Tracy McIntosh at the University of Pennsylvania and Dr. Evan Snyder of Harvard Medical School reported for the first time that stem cells can be transplanted into adult mice with traumatic brain injury and restore function. Even cells placed on the side of the brain opposite the injury were shown to have moved into place.

During a 12-week study period, the animals were shown to have achieved ``dramatic improvement'' in motor functions completely absent before the transplant. Just what caused that improvement remains to be seen. It seems likely that the stem cells replaced the damaged nerve cells, but it's also possible that they brought along some helpful growth factors as they migrated, or even merely provided structural or chemical support for neurons that had somehow survived the injury.

LINGERING MYSTERIES

And how the stem cells, which have no obvious means of locomotion, manage to propel themselves, and what prompts them to move or guides them along, is equally a mystery. Researchers said it will be important to clear up some of those questions before human testing can expand to the stage of multicenter trials enrolling hundreds of patients.

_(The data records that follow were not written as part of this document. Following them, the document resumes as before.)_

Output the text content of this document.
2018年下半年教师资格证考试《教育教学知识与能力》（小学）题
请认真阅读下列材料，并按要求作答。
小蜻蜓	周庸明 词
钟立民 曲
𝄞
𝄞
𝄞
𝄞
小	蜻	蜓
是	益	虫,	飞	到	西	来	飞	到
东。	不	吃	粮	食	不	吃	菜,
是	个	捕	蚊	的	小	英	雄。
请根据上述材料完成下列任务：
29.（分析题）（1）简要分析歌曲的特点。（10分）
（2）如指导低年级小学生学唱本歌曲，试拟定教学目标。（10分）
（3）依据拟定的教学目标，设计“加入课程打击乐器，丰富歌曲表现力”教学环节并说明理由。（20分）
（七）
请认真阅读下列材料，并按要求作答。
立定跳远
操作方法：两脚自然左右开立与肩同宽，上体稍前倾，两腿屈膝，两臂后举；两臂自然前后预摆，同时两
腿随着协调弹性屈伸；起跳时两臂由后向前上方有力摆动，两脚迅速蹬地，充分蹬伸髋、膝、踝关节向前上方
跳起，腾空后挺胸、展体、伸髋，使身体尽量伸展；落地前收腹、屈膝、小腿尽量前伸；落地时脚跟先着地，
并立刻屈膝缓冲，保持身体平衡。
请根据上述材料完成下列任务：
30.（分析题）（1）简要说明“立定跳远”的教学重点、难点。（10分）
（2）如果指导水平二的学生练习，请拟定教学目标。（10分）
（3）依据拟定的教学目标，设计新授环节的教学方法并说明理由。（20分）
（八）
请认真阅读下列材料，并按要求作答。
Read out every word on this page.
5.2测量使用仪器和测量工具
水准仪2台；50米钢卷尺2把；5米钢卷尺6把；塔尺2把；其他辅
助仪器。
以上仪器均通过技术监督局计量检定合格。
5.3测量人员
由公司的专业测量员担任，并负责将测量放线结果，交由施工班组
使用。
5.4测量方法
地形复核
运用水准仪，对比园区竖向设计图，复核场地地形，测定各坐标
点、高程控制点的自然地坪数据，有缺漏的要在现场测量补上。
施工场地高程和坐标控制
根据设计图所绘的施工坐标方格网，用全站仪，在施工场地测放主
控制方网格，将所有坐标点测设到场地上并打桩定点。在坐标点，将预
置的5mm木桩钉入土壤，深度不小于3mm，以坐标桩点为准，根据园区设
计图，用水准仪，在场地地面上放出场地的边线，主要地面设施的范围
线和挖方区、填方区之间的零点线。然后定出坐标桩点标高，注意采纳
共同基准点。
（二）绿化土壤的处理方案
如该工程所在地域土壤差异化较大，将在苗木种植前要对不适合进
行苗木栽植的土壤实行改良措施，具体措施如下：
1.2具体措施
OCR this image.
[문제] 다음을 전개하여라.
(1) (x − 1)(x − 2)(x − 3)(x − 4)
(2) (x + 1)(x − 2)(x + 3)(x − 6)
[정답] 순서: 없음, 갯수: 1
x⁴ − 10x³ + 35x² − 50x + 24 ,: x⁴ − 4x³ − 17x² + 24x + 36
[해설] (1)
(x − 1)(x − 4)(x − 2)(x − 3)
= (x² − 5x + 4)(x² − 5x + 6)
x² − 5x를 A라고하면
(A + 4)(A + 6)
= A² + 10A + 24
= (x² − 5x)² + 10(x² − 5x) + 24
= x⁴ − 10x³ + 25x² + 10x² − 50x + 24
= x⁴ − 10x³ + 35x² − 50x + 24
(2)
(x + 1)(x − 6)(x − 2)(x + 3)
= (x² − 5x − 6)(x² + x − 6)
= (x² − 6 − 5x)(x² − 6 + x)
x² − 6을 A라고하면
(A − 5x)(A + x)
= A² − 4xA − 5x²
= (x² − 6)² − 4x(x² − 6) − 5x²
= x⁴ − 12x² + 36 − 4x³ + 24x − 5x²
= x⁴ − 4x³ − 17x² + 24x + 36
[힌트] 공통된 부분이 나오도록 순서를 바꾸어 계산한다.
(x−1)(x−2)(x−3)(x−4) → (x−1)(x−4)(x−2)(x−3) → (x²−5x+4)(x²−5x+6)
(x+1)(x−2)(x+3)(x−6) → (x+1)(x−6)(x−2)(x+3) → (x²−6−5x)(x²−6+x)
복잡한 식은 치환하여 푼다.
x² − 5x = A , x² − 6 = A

Clearly, there's a desperate need for something to happen quickly, McIntosh noted, pointing out that the only existing treatment for head trauma consists of drilling holes into the skull in order to relieve pressure -- essentially the same strategy used by the ancient Incas and Mayans.

``We really haven't become any more sophisticated,'' he said.

Finding plentiful new supplies of stem cells might help by sidestepping the ethical battles over use of fetal sources, but those ethical issues do not appear likely to disappear altogether, at least not anytime soon. That's because the fetal cells are still considered the benchmark against which all the other cell types are measured.

It is also likely that fetal cells have characteristics that may not be found elsewhere, forcing researchers to rely on fetal sources until the factors that give rise to these special traits are better understood.